The United Nations Environment Programme explored the potential gains in a detailed assessmentlast June (see go.nature.com/4wcwxf). Chaired by Drew Shindell of the NASA Goddard Institute for Space Studies in New York, the assessment ranked hundreds of options for reducing black carbon and ozone pollution according to their potential to reduce warming. A follow-up report, released in November and funded by the Swedish government, further analysed opportunities and impacts at national and regional levels. This work served as the basis for the Science study.

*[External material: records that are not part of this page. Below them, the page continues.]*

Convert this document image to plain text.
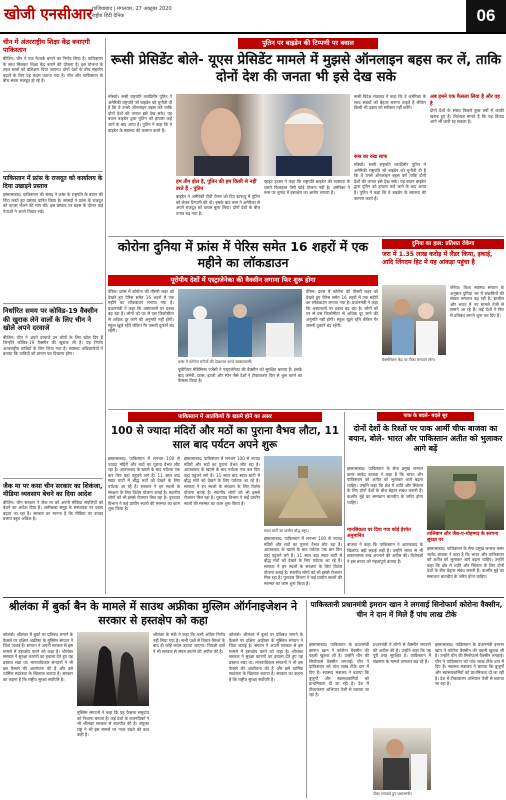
खोजी एनसीआर गाजियाबाद | मंगलवार, 27 अक्टूबर 2020
राष्ट्रीय हिंदी दैनिक	06
चीन में अंतरराष्ट्रीय शिक्षा केंद्र बनाएगी पाकिस्तान
बीजिंग। चीन ने एक नेटवर्क बनाने का निर्णय लिया है। पाकिस्तान के साथ मिलकर शिक्षा केंद्र बनाने की योजना है। इस योजना के तहत छात्रों को प्रशिक्षण दिया जाएगा। दोनों देशों के बीच सहयोग बढ़ाने के लिए यह कदम उठाया गया है। चीन और पाकिस्तान के बीच संबंध मजबूत हो रहे हैं।
पाकिस्तान में फ्रांस के राजदूत को कार्यालय के दिया उखाड़ने प्रस्ताव
इस्लामाबाद। पाकिस्तान की संसद ने फ्रांस के राष्ट्रपति के बयान की निंदा करते हुए प्रस्ताव पारित किया है। सांसदों ने फ्रांस के राजदूत को वापस भेजने की मांग की। इस प्रस्ताव पर बहस के दौरान कई नेताओं ने अपने विचार रखे।
निर्धारित समय पर कोविड-19 वैक्सीन की खुराक लेने वालों के लिए चीन ने खोले अपने दरवाजे
बीजिंग। चीन ने अपने दरवाजे उन लोगों के लिए खोल दिए हैं जिन्होंने कोविड-19 वैक्सीन की खुराक ली है। यह निर्णय अंतरराष्ट्रीय यात्रियों के लिए लिया गया है। स्वास्थ्य अधिकारियों ने बताया कि यात्रियों को प्रमाण पत्र दिखाना होगा।
जैक मा पर कसा चीन सरकार का शिकंजा, मीडिया व्यवसाय बेचने का दिया आदेश
बीजिंग। चीन सरकार ने जैक मा को अपनी मीडिया संपत्तियों को बेचने का आदेश दिया है। अलीबाबा समूह के संस्थापक पर दबाव बढ़ता जा रहा है। सरकार का मानना है कि मीडिया पर उनका प्रभाव बहुत अधिक है।
पुतिन पर बाइडेन की टिप्पणी पर बवाल
रूसी प्रेसिडेंट बोले- यूएस प्रेसिडेंट मामले में मुझसे ऑनलाइन बहस कर लें, ताकि दोनों देश की जनता भी इसे देख सके
मॉस्को। रूसी राष्ट्रपति व्लादिमीर पुतिन ने अमेरिकी राष्ट्रपति जो बाइडेन को चुनौती दी है कि वे उनसे ऑनलाइन बहस करें ताकि दोनों देशों की जनता इसे देख सके। यह बयान बाइडेन द्वारा पुतिन को हत्यारा कहे जाने के बाद आया है। पुतिन ने कहा कि वे बाइडेन के स्वास्थ्य की कामना करते हैं।
हम तीन झेल है, पुतिन की हम किसी से नहीं डरते हैं - पुतिन
बाइडेन ने अमेरिकी टीवी चैनल को दिए इंटरव्यू में पुतिन को लेकर टिप्पणी की थी। इसके बाद रूस ने अमेरिका से अपने राजदूत को वापस बुला लिया। दोनों देशों के बीच तनाव बढ़ गया है।
व्हाइट हाउस ने कहा कि राष्ट्रपति बाइडेन की व्यस्तता के चलते फिलहाल ऐसी कोई योजना नहीं है। अमेरिका ने रूस पर चुनाव में हस्तक्षेप का आरोप लगाया है।
रूसी विदेश मंत्रालय ने कहा कि वे अमेरिका के साथ संबंधों को बेहतर बनाना चाहते हैं लेकिन किसी भी दबाव को स्वीकार नहीं करेंगे।
रूस का रुख साफ
मॉस्को। रूसी राष्ट्रपति व्लादिमीर पुतिन ने अमेरिकी राष्ट्रपति जो बाइडेन को चुनौती दी है कि वे उनसे ऑनलाइन बहस करें ताकि दोनों देशों की जनता इसे देख सके। यह बयान बाइडेन द्वारा पुतिन को हत्यारा कहे जाने के बाद आया है। पुतिन ने कहा कि वे बाइडेन के स्वास्थ्य की कामना करते हैं।
अब हमने एक फैसला लिया है और वह है
दोनों देशों के संबंध पिछले कुछ वर्षों में काफी खराब हुए हैं। विशेषज्ञ मानते हैं कि यह विवाद आगे भी जारी रह सकता है।
कोरोना दुनिया में फ्रांस में पेरिस समेत 16 शहरों में एक महीने का लॉकडाउन
यूरोपीय देशों में एस्ट्राजेनेका की वैक्सीन लगाना फिर शुरू होगा
पेरिस। फ्रांस में कोरोना की तीसरी लहर को देखते हुए पेरिस समेत 16 शहरों में एक महीने का लॉकडाउन लगाया गया है। प्रधानमंत्री ने कहा कि अस्पतालों पर दबाव बढ़ रहा है। लोगों को घर से दस किलोमीटर से अधिक दूर जाने की अनुमति नहीं होगी। स्कूल खुले रहेंगे लेकिन गैर जरूरी दुकानें बंद रहेंगी।
फ्रांस में कोरोना मरीजों की देखभाल करते स्वास्थ्यकर्मी।
यूरोपियन मेडिसिन्स एजेंसी ने एस्ट्राजेनेका की वैक्सीन को सुरक्षित बताया है। इसके बाद जर्मनी, फ्रांस, इटली और स्पेन जैसे देशों ने टीकाकरण फिर से शुरू करने का फैसला किया है।
पेरिस। फ्रांस में कोरोना की तीसरी लहर को देखते हुए पेरिस समेत 16 शहरों में एक महीने का लॉकडाउन लगाया गया है। प्रधानमंत्री ने कहा कि अस्पतालों पर दबाव बढ़ रहा है। लोगों को घर से दस किलोमीटर से अधिक दूर जाने की अनुमति नहीं होगी। स्कूल खुले रहेंगे लेकिन गैर जरूरी दुकानें बंद रहेंगी।
दुनिया का हाल: प्रतिशत रोकेगा
जरा में 1.35 लाख करोड़ में लैंडर किया, इकाई, आदि लिंगदम हिट में यह आंकड़ा पहुंचा है
वैक्सीनेशन केंद्र पर टीका लगवाते लोग।
जेनेवा। विश्व स्वास्थ्य संगठन के अनुसार दुनिया भर में संक्रमितों की संख्या लगातार बढ़ रही है। ब्राजील और भारत में नए मामले तेजी से सामने आ रहे हैं। कई देशों ने फिर से प्रतिबंध लगाने शुरू कर दिए हैं।
पाकिस्तान में आतंकियों के खात्मे होने का असर
100 से ज्यादा मंदिरों और मठों का पुराना वैभव लौटा, 11 साल बाद पर्यटन अपने शुरू
इस्लामाबाद। पाकिस्तान में लगभग 100 से ज्यादा मंदिरों और मठों का पुराना वैभव लौट रहा है। आतंकवाद के खात्मे के बाद पर्यटक एक बार फिर यहां पहुंचने लगे हैं। 11 साल बाद स्वात घाटी में बौद्ध मठों को देखने के लिए पर्यटक आ रहे हैं। सरकार ने इन स्थलों के संरक्षण के लिए विशेष योजना बनाई है। स्थानीय लोगों को भी इससे रोजगार मिल रहा है। पुरातत्व विभाग ने कई प्राचीन स्थलों की मरम्मत का काम शुरू किया है।
इस्लामाबाद। पाकिस्तान में लगभग 100 से ज्यादा मंदिरों और मठों का पुराना वैभव लौट रहा है। आतंकवाद के खात्मे के बाद पर्यटक एक बार फिर यहां पहुंचने लगे हैं। 11 साल बाद स्वात घाटी में बौद्ध मठों को देखने के लिए पर्यटक आ रहे हैं। सरकार ने इन स्थलों के संरक्षण के लिए विशेष योजना बनाई है। स्थानीय लोगों को भी इससे रोजगार मिल रहा है। पुरातत्व विभाग ने कई प्राचीन स्थलों की मरम्मत का काम शुरू किया है।
स्वात घाटी का प्राचीन बौद्ध स्तूप।
इस्लामाबाद। पाकिस्तान में लगभग 100 से ज्यादा मंदिरों और मठों का पुराना वैभव लौट रहा है। आतंकवाद के खात्मे के बाद पर्यटक एक बार फिर यहां पहुंचने लगे हैं। 11 साल बाद स्वात घाटी में बौद्ध मठों को देखने के लिए पर्यटक आ रहे हैं। सरकार ने इन स्थलों के संरक्षण के लिए विशेष योजना बनाई है। स्थानीय लोगों को भी इससे रोजगार मिल रहा है। पुरातत्व विभाग ने कई प्राचीन स्थलों की मरम्मत का काम शुरू किया है।
पाक के बदले- बदले सुर
दोनों देशों के रिश्तों पर पाक आर्मी चीफ बाजवा का बयान, बोले- भारत और पाकिस्तान अतीत को भुलाकर आगे बढ़ें
इस्लामाबाद। पाकिस्तान के सेना प्रमुख जनरल कमर जावेद बाजवा ने कहा है कि भारत और पाकिस्तान को अतीत को भुलाकर आगे बढ़ना चाहिए। उन्होंने कहा कि क्षेत्र में शांति और स्थिरता के लिए दोनों देशों के बीच बेहतर संबंध जरूरी हैं। कश्मीर मुद्दे का समाधान बातचीत के जरिए होना चाहिए।
मानसिकता पर दिया गया कोई हेरफेर अनुमानित
बाजवा ने कहा कि पाकिस्तान ने आतंकवाद के खिलाफ बड़ी लड़ाई लड़ी है। उन्होंने भारत से भी सकारात्मक रुख अपनाने की अपील की। विशेषज्ञों ने इस बयान को महत्वपूर्ण बताया है।
तालिबान और जैश-ए-मोहम्मद के सरगना सुरक्षा पर
इस्लामाबाद। पाकिस्तान के सेना प्रमुख जनरल कमर जावेद बाजवा ने कहा है कि भारत और पाकिस्तान को अतीत को भुलाकर आगे बढ़ना चाहिए। उन्होंने कहा कि क्षेत्र में शांति और स्थिरता के लिए दोनों देशों के बीच बेहतर संबंध जरूरी हैं। कश्मीर मुद्दे का समाधान बातचीत के जरिए होना चाहिए।
श्रीलंका में बुर्का बैन के मामले में साउथ अफ्रीका मुस्लिम ऑर्गनाइजेशन ने सरकार से हस्तक्षेप को कहा
कोलंबो। श्रीलंका में बुर्का पर प्रतिबंध लगाने के फैसले पर दक्षिण अफ्रीका के मुस्लिम संगठन ने चिंता जताई है। संगठन ने अपनी सरकार से इस मामले में हस्तक्षेप करने को कहा है। श्रीलंका सरकार ने सुरक्षा कारणों का हवाला देते हुए यह प्रस्ताव रखा था। मानवाधिकार संगठनों ने भी इस फैसले की आलोचना की है और इसे धार्मिक स्वतंत्रता के खिलाफ बताया है। सरकार का कहना है कि राष्ट्रीय सुरक्षा सर्वोपरि है।
मुस्लिम संगठनों ने कहा कि यह फैसला समुदाय को निशाना बनाता है। कई देशों के राजनयिकों ने भी श्रीलंका सरकार से बातचीत की है। संयुक्त राष्ट्र ने भी इस मामले पर नजर रखने की बात कही है।
श्रीलंका के मंत्री ने कहा कि अभी अंतिम निर्णय नहीं लिया गया है। सभी पक्षों से विचार-विमर्श के बाद ही कोई कदम उठाया जाएगा। विपक्षी दलों ने भी सरकार से संयम बरतने की अपील की है।
कोलंबो। श्रीलंका में बुर्का पर प्रतिबंध लगाने के फैसले पर दक्षिण अफ्रीका के मुस्लिम संगठन ने चिंता जताई है। संगठन ने अपनी सरकार से इस मामले में हस्तक्षेप करने को कहा है। श्रीलंका सरकार ने सुरक्षा कारणों का हवाला देते हुए यह प्रस्ताव रखा था। मानवाधिकार संगठनों ने भी इस फैसले की आलोचना की है और इसे धार्मिक स्वतंत्रता के खिलाफ बताया है। सरकार का कहना है कि राष्ट्रीय सुरक्षा सर्वोपरि है।
पाकिस्तानी प्रधानमंत्री इमरान खान ने लगवाई सिनोफार्म कोरोना वैक्सीन, चीन ने दान में मिले हैं पांच लाख टीके
इस्लामाबाद। पाकिस्तान के प्रधानमंत्री इमरान खान ने कोरोना वैक्सीन की पहली खुराक ली है। उन्होंने चीन की सिनोफार्म वैक्सीन लगवाई। चीन ने पाकिस्तान को पांच लाख टीके दान में दिए हैं। स्वास्थ्य मंत्रालय ने बताया कि बुजुर्गों और स्वास्थ्यकर्मियों को प्राथमिकता दी जा रही है। देश में टीकाकरण अभियान तेजी से चलाया जा रहा है।
प्रधानमंत्री ने लोगों से वैक्सीन लगवाने की अपील की है। उन्होंने कहा कि यह पूरी तरह सुरक्षित है। पाकिस्तान में संक्रमण के मामले लगातार बढ़ रहे हैं।
टीका लगवाते हुए प्रधानमंत्री।
इस्लामाबाद। पाकिस्तान के प्रधानमंत्री इमरान खान ने कोरोना वैक्सीन की पहली खुराक ली है। उन्होंने चीन की सिनोफार्म वैक्सीन लगवाई। चीन ने पाकिस्तान को पांच लाख टीके दान में दिए हैं। स्वास्थ्य मंत्रालय ने बताया कि बुजुर्गों और स्वास्थ्यकर्मियों को प्राथमिकता दी जा रही है। देश में टीकाकरण अभियान तेजी से चलाया जा रहा है।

For methane, the study identified 14 control measures that would target leakage from coal mining and oil and gas operations, emissions from landfills, wastewater systems, livestock manure and rice paddies. Black-carbon reduction would focus on cleaning up diesel vehicle emissions, biomass stoves, brick kilns and coke ovens. Other measures would reduce the burning of agricultural waste and provide alternatives to wood, dung and charcoal for cooking and heating in poor countries.

It could take decades to slow global warming through reductions in carbon dioxide emissions, whereas cutting soot and methane would have immediate climate payoffs because they are quickly purged from the atmosphere. Modelling suggests that, together, a 75% reduction in black carbon and a 40% reduction in methane emissions over the next two decades would lower projected warming by about 0.5 °C by 2050. However, aggressive mitigation of carbon dioxide would still be needed to keep the atmosphere from warming more than 2 °C, the current target of international climate negotiations (see ‘Rapid response’).

Credit: Source: D. Shindell et al. Science 335, 183–189 (2012)

The assessment shows that the benefits of such reductions far outweigh the costs, with premature deaths from pollution predicted to fall the most in India and China. Cuts to black carbon would yield the biggest reduction in warming in Africa, south Asia and the Arctic, where the temperature rise would be reduced by two-thirds during the next three decades.

Kevin Trenberth, a climate scientist at the National Center for Atmospheric Research in Boulder, Colorado, credits the study with building scientific consensus on the issue, but warns that it should not detract from the main agenda on carbon dioxide. “The fundamental problem with long-term climate change is CO2, and anything that takes us away from addressing that doesn’t really solve the problem,” he says. “It just puts it off.”

Advocates concede as much but argue that both tracks are necessary. They point out that the agenda for short-term forcers can move forward now without a global climate treaty, which remains a distant prospect after last month’s climate talks in Durban, South Africa, delayed setting new targets for emissions reductions (see Nature 480, 299–300; 2011). Bilateral or multilateral agreements can help to pay for cleaner fuels and filters for diesel engines or promote policies that ban the burning of agricultural waste and promote aeration of rice paddies to decrease methane production. “It doesn’t require 150 nations to sign a document,” says Ramanathan. “It requires regional partnerships.”

In fact, countries exploring methane and black-carbon mitigation are intentionally keeping the agenda separate from the UN climate negotiations. Following initial meetings last year hosted by the United States, Mexico and Bangladesh, these countries, as well as Sweden, Canada and Ghana, are hoping to work out some of the details of an initiative to promote mitigation steps at a diplomatic meeting in Montreal, Canada, next week. The initiative could involve a funding mechanism, a clearing house for projects or even a dedicated organization. “Sweden, Canada and the United States can be expected to put funds into the platform initially,” says Caroline Dickson, who heads climate issues at the Swedish environment ministry. “Once we have launched this initiative other countries will be able to join.” The goal is to unveil the initiative in Washington DC next month, Dickson says.

This is one of the most important climate agendas for the world right now.

The initiative may seek to build on existing efforts. In October 2010, a group of 41 governments and international agencies created the Global Methane Initiative to help poor countries finance profitable methane-capture projects at landfills and other sites. Similarly, last year, various countries and companies launched the Global Alliance for Clean Cookstoves to help improve the quality of stoves in the developing world.

Although the measures under consideration are technically feasible today, aggressive implementation will require high-level political support and broader consideration at international forums such as the G8 and G20 talks, says Durwood Zaelke, who heads the Institute for Governance and Sustainable Development in Washington DC. “My worry is that they are going to undersell it,” he says. “This is one of the most important climate agendas for the world right now, but it is not fully appreciated at the highest political levels what it can deliver.”